The Invention of the Heart-Lung Machine Launches the Era of Open-Heart Surgery
Overview
One of the most important advances in cardiac medicine in the twentieth century was the invention of the heart-lung machine. Scientists knew that delicate heart surgery was impossible without a console to take over the function of the human heart and lungs, but few deemed it possible. After decades of trial and error, John "Jack" H. Gibbon successfully tested the first human heart-lung machine in 1953, fueling the visions of his peers and ushering in a new era of open-heart surgery. Today, the heart-lung machine is an indispensable device that has extended the bounds of operative treatment beyond the most imaginative dreams.
Background
From the earliest days of medicine until the mid-1900s, tampering with the heart was considered taboo. For centuries, people regarded the human heart as the seat of our soul, our spirit, and our emotions, and as such the organ was off-limits to surgeons and doctors.
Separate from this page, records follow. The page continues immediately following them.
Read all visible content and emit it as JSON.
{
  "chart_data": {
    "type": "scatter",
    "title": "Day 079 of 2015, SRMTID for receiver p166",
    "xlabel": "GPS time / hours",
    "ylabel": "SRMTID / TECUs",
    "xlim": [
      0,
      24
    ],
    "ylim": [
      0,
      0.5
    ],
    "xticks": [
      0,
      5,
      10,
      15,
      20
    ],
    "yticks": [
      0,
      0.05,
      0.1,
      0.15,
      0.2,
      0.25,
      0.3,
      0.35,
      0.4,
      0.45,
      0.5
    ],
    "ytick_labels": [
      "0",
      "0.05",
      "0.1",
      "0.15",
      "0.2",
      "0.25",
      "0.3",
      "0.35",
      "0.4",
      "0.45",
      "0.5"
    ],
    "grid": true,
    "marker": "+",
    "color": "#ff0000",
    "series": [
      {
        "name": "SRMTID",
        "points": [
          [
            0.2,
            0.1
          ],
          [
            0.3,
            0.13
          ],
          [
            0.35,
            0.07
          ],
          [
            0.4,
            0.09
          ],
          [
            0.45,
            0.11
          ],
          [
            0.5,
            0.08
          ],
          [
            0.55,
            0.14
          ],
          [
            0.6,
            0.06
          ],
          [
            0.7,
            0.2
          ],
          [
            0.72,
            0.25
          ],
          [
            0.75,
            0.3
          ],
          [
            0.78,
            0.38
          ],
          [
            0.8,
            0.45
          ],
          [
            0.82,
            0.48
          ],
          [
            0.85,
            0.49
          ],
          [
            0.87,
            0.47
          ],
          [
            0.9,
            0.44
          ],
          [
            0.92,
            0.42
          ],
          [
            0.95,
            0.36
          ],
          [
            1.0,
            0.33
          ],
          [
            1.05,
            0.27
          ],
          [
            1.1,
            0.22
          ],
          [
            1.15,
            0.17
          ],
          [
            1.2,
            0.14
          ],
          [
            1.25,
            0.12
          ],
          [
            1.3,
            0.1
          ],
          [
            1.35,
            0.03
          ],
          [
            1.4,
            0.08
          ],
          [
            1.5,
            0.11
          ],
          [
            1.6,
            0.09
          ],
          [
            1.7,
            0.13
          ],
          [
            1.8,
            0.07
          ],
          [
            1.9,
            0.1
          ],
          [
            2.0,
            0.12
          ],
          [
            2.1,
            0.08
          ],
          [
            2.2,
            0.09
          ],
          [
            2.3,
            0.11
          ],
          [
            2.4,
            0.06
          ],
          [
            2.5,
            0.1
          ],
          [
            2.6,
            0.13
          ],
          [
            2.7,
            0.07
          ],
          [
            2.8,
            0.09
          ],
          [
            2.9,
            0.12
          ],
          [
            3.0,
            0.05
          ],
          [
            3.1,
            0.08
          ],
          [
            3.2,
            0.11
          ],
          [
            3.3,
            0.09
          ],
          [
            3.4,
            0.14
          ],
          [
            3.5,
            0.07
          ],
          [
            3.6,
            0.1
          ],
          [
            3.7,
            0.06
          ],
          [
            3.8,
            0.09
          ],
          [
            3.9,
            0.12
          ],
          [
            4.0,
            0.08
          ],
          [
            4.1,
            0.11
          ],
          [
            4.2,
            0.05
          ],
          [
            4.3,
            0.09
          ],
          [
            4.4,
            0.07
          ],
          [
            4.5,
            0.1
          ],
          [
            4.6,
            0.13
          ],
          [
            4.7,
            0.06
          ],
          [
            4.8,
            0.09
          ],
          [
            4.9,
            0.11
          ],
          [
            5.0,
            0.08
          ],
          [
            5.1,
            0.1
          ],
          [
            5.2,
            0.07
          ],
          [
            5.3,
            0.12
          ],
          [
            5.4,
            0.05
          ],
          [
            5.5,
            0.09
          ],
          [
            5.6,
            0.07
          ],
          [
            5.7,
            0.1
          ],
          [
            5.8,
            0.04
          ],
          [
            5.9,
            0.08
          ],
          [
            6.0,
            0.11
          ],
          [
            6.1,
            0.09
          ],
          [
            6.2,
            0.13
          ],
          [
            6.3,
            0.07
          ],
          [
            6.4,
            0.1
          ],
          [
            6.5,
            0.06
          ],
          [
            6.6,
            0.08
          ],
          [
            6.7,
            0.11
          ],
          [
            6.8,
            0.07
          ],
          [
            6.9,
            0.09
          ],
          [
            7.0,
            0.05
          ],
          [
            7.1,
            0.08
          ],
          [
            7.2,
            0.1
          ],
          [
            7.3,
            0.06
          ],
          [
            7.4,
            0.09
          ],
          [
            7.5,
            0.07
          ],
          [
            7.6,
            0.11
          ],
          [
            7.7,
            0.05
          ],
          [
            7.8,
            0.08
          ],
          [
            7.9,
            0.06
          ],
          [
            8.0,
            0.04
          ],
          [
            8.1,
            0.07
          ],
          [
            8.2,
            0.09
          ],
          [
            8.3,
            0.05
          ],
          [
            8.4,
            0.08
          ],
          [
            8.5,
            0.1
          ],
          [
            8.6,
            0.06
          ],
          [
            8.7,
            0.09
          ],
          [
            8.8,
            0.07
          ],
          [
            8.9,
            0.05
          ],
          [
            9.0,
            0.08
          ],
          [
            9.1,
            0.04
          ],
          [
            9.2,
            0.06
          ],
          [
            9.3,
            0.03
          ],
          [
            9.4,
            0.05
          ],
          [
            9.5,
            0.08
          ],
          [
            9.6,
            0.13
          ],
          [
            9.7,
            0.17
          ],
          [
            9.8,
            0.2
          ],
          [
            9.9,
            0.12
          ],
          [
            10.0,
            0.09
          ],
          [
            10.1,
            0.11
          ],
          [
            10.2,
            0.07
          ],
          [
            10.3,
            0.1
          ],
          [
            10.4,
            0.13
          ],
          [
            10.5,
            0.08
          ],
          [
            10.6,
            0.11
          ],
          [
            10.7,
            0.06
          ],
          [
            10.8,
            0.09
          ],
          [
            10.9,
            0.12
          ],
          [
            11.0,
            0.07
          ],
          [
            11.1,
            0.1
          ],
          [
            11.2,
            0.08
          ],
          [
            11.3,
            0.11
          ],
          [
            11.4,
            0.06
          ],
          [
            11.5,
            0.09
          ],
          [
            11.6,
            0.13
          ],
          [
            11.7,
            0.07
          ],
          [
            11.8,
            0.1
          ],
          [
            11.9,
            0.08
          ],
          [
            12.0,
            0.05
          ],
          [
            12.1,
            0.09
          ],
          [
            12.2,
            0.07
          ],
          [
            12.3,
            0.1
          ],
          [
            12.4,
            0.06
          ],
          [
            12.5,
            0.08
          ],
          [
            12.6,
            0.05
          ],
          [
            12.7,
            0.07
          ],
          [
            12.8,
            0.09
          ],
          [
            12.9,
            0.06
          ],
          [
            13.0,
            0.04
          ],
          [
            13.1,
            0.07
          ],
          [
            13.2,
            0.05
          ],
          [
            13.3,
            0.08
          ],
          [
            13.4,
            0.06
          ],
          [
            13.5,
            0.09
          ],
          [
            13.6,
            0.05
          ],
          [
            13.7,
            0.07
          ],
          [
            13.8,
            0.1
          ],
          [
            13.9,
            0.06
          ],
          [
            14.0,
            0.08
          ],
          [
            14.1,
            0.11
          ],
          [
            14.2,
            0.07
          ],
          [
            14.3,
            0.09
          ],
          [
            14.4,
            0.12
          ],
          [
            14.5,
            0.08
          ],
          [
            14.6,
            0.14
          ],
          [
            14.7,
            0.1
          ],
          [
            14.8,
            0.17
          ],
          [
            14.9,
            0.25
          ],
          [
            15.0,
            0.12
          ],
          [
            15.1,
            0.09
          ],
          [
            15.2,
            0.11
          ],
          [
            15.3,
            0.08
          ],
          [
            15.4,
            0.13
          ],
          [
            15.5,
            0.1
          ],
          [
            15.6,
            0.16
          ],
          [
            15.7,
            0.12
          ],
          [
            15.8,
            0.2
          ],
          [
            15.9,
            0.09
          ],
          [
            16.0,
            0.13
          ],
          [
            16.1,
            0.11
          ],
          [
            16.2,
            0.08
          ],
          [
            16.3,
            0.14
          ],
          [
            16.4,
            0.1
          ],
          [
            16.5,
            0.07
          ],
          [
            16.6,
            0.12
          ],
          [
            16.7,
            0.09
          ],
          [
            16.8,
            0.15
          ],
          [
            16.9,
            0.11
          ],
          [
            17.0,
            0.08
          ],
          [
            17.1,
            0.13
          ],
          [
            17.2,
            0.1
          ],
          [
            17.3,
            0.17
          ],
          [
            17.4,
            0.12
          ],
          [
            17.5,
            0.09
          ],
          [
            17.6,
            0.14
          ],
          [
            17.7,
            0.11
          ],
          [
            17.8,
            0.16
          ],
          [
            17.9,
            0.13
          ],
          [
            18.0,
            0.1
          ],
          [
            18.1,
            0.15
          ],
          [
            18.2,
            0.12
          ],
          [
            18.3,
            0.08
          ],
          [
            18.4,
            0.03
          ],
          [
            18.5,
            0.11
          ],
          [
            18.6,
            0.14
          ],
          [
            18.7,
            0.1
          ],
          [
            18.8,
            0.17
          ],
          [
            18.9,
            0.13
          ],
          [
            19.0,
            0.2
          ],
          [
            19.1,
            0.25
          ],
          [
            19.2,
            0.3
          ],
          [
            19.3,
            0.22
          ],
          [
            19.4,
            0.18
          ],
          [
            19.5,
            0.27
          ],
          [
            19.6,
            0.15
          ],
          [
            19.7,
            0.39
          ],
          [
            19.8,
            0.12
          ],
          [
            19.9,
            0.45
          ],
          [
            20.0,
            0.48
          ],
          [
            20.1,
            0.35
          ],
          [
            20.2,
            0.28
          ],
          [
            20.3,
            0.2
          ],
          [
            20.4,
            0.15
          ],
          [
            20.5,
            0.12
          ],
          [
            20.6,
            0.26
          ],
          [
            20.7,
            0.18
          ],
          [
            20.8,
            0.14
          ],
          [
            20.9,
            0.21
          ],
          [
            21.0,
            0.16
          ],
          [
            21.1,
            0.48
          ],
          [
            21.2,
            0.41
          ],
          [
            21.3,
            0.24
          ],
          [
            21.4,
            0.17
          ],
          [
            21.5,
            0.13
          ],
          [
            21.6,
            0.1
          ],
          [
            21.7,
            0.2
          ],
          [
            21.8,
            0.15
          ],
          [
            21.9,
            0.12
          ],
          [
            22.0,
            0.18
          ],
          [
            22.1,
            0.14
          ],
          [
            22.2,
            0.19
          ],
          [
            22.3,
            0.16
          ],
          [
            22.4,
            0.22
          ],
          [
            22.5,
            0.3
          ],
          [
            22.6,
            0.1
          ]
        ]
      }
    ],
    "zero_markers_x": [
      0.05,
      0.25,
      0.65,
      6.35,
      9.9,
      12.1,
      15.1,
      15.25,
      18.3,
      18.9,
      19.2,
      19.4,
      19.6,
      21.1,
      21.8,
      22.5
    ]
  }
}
Evidence of this belief is cemented in the writings of some of the earliest French surgeons. In 1648 Riolanus (a.k.a. Jean Riolan) described the heart as the "noblest organ in the body and the source of a life-giving substance which supplied the rest of the body with nourishment."
From the Middle Ages through the Renaissance, physicians observed heart functions and failure but did more to impede medical progress than to further it.